14 Février 2013, 09:00am

Publié par nosloisirs

 

CHAPITRE-231--.jpegPierrot, notre gentil et sympathique jeune ami était, maintenant complètement guéri de ses brûlures et s’attendait à quitter l’hôpital rapidement.

Mireille de son côté, allait beaucoup mieux. Cet après-midi, elle bavardait avec son petit camarade, venu la rejoindre à l’entrée de sa salle.

— Pierrot ! Dit soudain la fillette, je ne veux plus retourner chez cette odieuse « Araigne ».

Le jeune garçon se tut quelques secondes, puis poursuivit :

— Mireille, que penserais-tu si nous nous saurions tous les deux ?

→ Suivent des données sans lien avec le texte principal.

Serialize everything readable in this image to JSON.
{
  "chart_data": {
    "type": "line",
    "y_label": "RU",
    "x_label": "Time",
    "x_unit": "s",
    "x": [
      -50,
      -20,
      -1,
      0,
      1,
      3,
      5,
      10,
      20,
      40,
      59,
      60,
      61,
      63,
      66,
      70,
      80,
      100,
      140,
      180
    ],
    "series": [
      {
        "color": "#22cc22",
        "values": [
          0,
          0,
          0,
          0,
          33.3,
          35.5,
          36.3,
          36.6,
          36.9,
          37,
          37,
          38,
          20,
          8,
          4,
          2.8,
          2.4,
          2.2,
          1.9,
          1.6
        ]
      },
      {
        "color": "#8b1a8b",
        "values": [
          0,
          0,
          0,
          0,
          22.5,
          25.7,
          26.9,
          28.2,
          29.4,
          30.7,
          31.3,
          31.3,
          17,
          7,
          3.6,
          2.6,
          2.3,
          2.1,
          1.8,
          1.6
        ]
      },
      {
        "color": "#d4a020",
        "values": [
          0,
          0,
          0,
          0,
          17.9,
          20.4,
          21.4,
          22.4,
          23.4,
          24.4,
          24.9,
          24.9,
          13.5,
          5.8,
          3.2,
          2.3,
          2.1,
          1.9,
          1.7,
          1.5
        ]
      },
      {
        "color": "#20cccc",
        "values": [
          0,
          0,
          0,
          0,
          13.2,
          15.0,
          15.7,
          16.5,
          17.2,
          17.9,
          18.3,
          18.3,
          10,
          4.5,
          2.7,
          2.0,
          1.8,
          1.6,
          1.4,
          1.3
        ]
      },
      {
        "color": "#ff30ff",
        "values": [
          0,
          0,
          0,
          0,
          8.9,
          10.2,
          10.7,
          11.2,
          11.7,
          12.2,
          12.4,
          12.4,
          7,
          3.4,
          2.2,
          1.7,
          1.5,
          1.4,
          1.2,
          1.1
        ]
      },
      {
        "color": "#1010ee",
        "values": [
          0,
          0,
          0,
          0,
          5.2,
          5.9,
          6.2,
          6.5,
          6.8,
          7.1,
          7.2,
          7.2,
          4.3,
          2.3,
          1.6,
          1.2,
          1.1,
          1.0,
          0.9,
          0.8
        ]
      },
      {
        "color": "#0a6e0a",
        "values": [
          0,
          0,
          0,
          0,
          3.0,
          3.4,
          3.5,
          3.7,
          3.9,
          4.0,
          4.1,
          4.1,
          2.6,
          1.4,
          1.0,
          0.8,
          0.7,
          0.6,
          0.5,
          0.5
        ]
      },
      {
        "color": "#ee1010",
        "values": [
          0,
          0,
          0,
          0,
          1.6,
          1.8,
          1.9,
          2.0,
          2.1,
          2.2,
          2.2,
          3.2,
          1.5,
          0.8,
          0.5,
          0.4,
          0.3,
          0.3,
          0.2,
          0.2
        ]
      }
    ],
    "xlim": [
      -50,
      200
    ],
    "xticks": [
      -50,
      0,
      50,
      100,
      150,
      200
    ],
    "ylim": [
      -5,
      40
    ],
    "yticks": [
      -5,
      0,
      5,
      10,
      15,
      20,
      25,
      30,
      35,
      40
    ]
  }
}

— Es-tu bien rétabli, Pierrot ? S’informa affectueusement la fillette.

— Je me sens en pleine forme, répondit-il en souriant. Et toi ?

— Moi aussi, répliqua vivement Mireille, et je ne comprends pas pourquoi on me garde encore ici.

— Très bien ! Alors, que décides-tu ? Et si demain, nous ...

— Oh ! Pierrot ! Dit-elle avec un accent inquiet.

— Qu’as-tu Mireille ? Pourquoi es-tu craintive ? Demanda-t-il en la fixant avec tendresse.

— Parce que j’ai peur des agents et de la mère Picquet, expliqua la fillette, en levant sur son jeune compagnon ses grands yeux violets et limpides.

— Il ne faut tout de même pas exagérer à un tel point, plaisanta doucement Pierrot.

— Je suis également tourmentée parce que mademoiselle Anna Carrel n’est pas revenue depuis deux jours, ajouta Mireille, et je crains qu’il lui soit arrivé un malheur.

— Tiens, c’est vrai, cependant ...

— Quoi ? Questionna—t-elle anxieuse, voyant qu’il s’interrompait.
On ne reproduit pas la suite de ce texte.